Quantisation: Bigger Models in Less VRAM
Quantisation reduces the precision of model weights to shrink VRAM requirements:
- FP16 (half precision) — Full quality; 2 bytes per parameter. A 70B model needs ~140GB VRAM.
- INT8 (Q8) — Minimal quality loss (<1% on most benchmarks); 1 byte per parameter. 70B needs ~70GB.
- INT4 (Q4) — Small but noticeable quality loss on hard tasks; ~0.5 bytes per parameter. 70B needs ~35GB. Most popular for consumer use.
- GGUF — The file format used by llama.cpp/Ollama for quantised models; supports mixed quantisation per layer (Q4_K_M is the most popular balanced option).
When NOT to Self-Host
- Frontier model capability required: GPT-5, Claude Opus, Gemini Ultra are not available as open weights. If you need frontier quality, API is your only option.
- Team lacks infrastructure skills: Running vLLM in production requires MLOps expertise.
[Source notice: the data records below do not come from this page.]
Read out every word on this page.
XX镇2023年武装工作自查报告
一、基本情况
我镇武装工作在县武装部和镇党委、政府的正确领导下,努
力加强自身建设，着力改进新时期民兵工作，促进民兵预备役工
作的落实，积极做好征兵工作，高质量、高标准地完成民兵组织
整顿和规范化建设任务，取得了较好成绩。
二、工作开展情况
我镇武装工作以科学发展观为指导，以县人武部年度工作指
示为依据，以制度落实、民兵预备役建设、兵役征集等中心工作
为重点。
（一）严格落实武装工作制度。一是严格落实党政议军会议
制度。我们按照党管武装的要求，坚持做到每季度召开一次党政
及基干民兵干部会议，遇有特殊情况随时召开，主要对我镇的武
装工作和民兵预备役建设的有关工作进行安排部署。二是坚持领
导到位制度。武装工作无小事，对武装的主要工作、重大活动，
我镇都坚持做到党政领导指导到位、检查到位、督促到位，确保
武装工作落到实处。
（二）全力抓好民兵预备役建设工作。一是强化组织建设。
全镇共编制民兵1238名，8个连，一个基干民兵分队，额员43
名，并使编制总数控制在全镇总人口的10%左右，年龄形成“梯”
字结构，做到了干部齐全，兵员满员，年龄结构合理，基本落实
The "savings" evaporate if you need to hire specialists.
- Low volume / prototyping: Below ~10M tokens/day, API pricing is almost always more cost-effective when you include hardware amortisation.
- Rapid iteration required: New model releases happen every few weeks. Self-hosted means you manage upgrades; cloud APIs update automatically.
Hybrid Strategy
Most production teams end up with a hybrid:
- Local 7B model for classification, routing, simple extraction — zero API cost
- Cloud API (flagship tier) for complex generation, coding, analysis
- Cloud API (reasoning tier) for hard maths, logic, planning — on demand only
Route at inference time based on query complexity — a simple heuristic or small classifier can direct 60–80% of queries to the cheap local model, dramatically reducing total API spend.
Checklist: Do You Understand This?
- What are the five main triggers for choosing self-hosted inference over cloud APIs?
- At approximately what daily token volume does self-hosting start to beat cloud API pricing?
- What is the Apple Silicon unified memory architecture advantage for local inference?
- What is quantisation, and what is the trade-off between Q4 and FP16?
- Name two scenarios where self-hosting is the wrong choice despite potential cost savings.
- Describe a hybrid routing strategy that balances cost and quality.